SREs do more than just maintain availability. They continuously work towards improving availability. Most SRE roles contain a percentage of Software Engineering work as well. In this component, SREs build automations to tackle the ever growing complexity of maintaining availability of software that keeps growing.
Most of what I do as part of the Software Engineering component is introduce more automation to tackle what is called TOIL. I don’t introduce new Buttons, I introduce what a Button might use behind the scenes. If it is feasible to let a customer scale their cluster with a few inputs, we build the automation that is fed the input. If there is a process a customer should follow to achieve certain infrastructure goals by themselves, that’s what I work on and put on documentation.
As an SRE, I also do on-call shifts just like every other service oriented team. And the coverage is not always limited to products or services that my team owns. We look after a wider range of services and contact the owners when necessary.

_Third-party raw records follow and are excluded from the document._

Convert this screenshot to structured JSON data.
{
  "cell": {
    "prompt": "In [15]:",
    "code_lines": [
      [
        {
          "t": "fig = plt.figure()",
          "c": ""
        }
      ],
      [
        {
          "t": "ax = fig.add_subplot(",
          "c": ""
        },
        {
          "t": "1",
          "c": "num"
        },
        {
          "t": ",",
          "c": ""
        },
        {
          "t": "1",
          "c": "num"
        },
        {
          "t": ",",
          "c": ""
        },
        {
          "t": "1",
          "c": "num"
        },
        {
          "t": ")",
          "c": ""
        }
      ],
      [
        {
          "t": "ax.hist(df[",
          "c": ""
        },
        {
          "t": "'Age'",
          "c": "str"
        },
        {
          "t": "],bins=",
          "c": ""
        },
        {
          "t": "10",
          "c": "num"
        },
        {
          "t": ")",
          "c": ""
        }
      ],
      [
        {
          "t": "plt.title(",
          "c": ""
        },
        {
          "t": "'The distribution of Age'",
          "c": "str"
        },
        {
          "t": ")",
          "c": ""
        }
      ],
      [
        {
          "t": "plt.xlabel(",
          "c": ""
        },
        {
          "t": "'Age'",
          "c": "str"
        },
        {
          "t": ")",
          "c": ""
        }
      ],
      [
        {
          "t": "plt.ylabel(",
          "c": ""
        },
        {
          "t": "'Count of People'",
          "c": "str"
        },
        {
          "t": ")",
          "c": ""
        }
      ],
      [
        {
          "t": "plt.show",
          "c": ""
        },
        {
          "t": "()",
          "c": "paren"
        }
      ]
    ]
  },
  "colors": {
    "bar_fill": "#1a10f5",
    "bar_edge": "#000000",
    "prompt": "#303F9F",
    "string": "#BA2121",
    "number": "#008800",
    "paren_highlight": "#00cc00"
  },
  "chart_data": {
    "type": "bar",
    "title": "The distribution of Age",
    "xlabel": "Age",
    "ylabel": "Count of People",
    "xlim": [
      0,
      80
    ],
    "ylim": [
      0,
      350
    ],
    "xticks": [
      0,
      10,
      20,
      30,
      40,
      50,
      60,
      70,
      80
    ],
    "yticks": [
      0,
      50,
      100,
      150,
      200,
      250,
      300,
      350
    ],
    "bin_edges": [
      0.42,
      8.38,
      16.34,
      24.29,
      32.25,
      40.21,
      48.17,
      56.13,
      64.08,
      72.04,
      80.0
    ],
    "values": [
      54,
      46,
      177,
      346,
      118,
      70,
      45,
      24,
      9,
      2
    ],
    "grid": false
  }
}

Another part that we play is to enable other SREs through internal tools and services. We own such work and develop the features in those types of services as well. Finding root cause of issues is a common task we handle. And the root cause does not always originate in the work that we own.
One of the good things that we do as SREs is we actually put problems into documents and discuss approaches. We handle unknown on a daily basis so opinions are considered with an open mind. We continually work towards improving life for people that are on-call. We have to communicate a lot with people that handle customer requents. Communication is the driving force. All this provides great learning opportunities for someone like me. In SDE, I did not have such wide interation requirements. So the learning was very product centric. Whereas now, I am frequently out of my comfort zone.
In summary, we do a little bit of everything and know a little bit about everything. Sometimes we even attempt to read code we probably will never own in order to find and report issues. Software Engineering and Operations are both important parts of our role. And we get to play with a lot of infrastructure, network and system problems. Perfect.
Is SRE land all blue skies, green fields and flowers?
No. It is definitely more stressful than I had in SDE, especially in products. But I think it’s better if I use my growth phase now rather than later. At some point, we all grow in the role and it becomes easy. But life does not allow us to life out of the comfort zone all the time. At some point I will lose my ability to take on the stress of a new role. So I think it’s better if I do it now and settle in. And it’s not like I can never go back into SDE. After all, I still do write business logic, unit tests and end-to-end tests. I still go through release cycles. I still write documentation.